La Cour d’appel a plus tard conclu que le juge au procès de Hoggard avait commis une erreur de droit en admettant le témoignage de Mme Haskell, en partie parce qu’il risquait d’être utilisé à mauvais escient par le jury pour raisonner à rebours et l’envers selon lequel les plaignantes avaient subi une agression sexuelle. Mais le comité de trois juges a quand même confirmé la condamnation de Hoggard, parce qu’ils ont conclu qu’il n’y avait pas eu d’erreur judiciaire. Le chanteur tente maintenant de faire appel de cette décision en Cour suprême du Canada.

Dans un procès distinct, qui s’est terminé la semaine dernière, Hoggard a été reconnu non coupable par un jury d’avoir agressé sexuellement une jeune femme dans le nord-est de l’Ontario il y a huit ans.

La juge de la Cour d’appel qui a rejeté la demande de remise en liberté sous caution de Nygard a écrit que, selon elle, il n’y avait qu’un seul argument «juridiquement plausible» soulevé dans sa requête en appel: l’admission au procès du témoignage de la psychologue Haskell.

«Cet appel semble faible»

Les avocats de Nygard soutiennent également que le juge de première instance a commis une erreur en permettant au jury de prendre en compte le témoignage d’une plaignante pour aider à décider si la Couronne avait prouvé sa thèse concernant d’autres plaignantes, et que le juge avait invité le jury à déduire que Nygard avait drogué deux des plaignantes avant de les agresser sexuellement.

«Bien que l’admission du témoignage d’expert au procès soit un motif d’appel défendable, dans l’ensemble, au vu du dossier actuel, cet appel semble faible», a écrit la juge Madsen.

Les avocats de Nygard soutiennent également que son âge et son état de santé fragile justifient une peine de prison plus courte, et qu’il n’a pas été en mesure de soumettre toutes les preuves médicales pertinentes au tribunal avant la condamnation en septembre.

Mais la juge Madsen écrit que les nouveaux rapports médicaux soumis par Nygard «s’appuient largement sur les autodéclarations du demandeur» et que ses besoins en matière de santé ont été «pleinement et complètement pris en compte» au moment de la condamnation en première instance.

La juge Madsen a également soulevé des préoccupations concernant la proposition de Nygard de résider dans une propriété de Winnipeg appartenant désormais à l’un de ses employés pendant sa libération sous caution.

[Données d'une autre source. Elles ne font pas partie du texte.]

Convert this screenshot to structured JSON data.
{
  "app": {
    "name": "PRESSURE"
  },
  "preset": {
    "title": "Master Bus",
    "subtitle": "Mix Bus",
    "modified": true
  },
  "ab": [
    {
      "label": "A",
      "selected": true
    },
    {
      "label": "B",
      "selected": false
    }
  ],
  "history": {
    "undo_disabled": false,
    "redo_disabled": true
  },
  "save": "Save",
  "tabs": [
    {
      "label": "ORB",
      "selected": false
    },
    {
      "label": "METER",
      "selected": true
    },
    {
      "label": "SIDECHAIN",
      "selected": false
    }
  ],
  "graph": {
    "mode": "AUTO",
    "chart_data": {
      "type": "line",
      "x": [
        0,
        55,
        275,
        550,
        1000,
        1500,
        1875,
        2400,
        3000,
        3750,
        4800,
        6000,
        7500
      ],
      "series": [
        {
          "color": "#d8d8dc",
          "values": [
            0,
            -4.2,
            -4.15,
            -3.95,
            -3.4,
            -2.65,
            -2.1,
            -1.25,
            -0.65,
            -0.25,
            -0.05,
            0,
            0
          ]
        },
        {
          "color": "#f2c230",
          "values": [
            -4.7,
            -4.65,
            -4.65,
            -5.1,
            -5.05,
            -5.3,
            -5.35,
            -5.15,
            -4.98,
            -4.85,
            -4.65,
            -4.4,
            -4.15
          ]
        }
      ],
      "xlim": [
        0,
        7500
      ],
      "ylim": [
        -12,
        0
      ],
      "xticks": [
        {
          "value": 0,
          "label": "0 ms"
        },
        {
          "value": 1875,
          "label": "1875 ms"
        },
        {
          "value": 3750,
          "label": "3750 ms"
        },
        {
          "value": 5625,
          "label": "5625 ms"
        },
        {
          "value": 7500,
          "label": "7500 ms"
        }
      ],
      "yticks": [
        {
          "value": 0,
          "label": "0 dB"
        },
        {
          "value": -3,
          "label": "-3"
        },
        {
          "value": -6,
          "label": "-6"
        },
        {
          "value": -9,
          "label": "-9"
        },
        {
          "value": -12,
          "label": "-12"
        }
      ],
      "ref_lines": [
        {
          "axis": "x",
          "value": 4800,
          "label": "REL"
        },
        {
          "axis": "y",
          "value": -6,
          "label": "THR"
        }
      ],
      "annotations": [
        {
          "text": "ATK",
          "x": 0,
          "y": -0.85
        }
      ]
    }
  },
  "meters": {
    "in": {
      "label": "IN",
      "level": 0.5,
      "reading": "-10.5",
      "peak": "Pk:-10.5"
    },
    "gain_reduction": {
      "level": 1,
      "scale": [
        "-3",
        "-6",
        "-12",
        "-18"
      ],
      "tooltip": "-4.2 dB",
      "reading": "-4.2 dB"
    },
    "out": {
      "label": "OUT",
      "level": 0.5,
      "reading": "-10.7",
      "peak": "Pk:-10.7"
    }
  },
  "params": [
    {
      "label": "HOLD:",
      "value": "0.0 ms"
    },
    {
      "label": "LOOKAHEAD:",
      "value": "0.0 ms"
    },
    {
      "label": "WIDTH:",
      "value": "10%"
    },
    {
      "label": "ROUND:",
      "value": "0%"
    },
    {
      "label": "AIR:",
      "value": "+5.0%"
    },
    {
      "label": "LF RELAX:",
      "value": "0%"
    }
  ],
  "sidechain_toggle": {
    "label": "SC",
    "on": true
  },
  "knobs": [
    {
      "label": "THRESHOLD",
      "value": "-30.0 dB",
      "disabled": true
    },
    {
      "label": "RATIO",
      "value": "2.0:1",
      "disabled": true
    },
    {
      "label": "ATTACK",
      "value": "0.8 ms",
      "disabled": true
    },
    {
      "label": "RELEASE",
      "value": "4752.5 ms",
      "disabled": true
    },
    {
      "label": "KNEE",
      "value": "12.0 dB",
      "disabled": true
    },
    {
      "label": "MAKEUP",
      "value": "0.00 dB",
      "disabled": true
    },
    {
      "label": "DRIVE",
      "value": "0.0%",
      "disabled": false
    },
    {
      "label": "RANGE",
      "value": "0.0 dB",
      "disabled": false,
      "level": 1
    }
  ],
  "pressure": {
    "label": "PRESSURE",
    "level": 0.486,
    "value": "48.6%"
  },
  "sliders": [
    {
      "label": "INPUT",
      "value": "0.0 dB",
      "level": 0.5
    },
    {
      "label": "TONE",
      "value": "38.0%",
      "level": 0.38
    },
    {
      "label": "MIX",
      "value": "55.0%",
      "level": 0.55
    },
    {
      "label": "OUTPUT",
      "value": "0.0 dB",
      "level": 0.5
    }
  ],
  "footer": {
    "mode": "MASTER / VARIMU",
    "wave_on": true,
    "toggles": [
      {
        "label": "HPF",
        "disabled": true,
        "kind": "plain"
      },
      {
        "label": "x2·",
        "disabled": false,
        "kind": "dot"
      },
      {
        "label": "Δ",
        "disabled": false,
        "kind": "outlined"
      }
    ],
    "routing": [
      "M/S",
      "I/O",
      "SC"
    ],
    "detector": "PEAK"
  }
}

«L’incitation du demandeur à fuir a augmenté avec ses condamnations dans cette affaire et doit être considérée dans le contexte de la multiplicité des accusations graves supplémentaires auxquelles il fait face au Canada et aux États-Unis», a écrit la juge.

Nygard, qui est devenu célèbre après avoir fondé une entreprise de vêtements pour dames à Winnipeg, qui est devenue Nygard International, fait également face à des accusations au Québec, au Manitoba et aux États-Unis.

Il avait été arrêté pour la première fois à Winnipeg en 2020 en vertu de la Loi sur l’extradition, après avoir été accusé de neuf chefs à New York, notamment de trafic sexuel et de racket.

En mai dernier, le plus haut tribunal du Manitoba a rejeté sa demande de révision judiciaire de l’ordonnance d’extradition, estimant qu’il n’y avait aucun motif juridique de s’y opposer.

Aucune des accusations criminelles portées contre Nygard au Québec, au Manitoba ou aux États-Unis n’a été examinée par un tribunal, et il a nié toutes les allégations.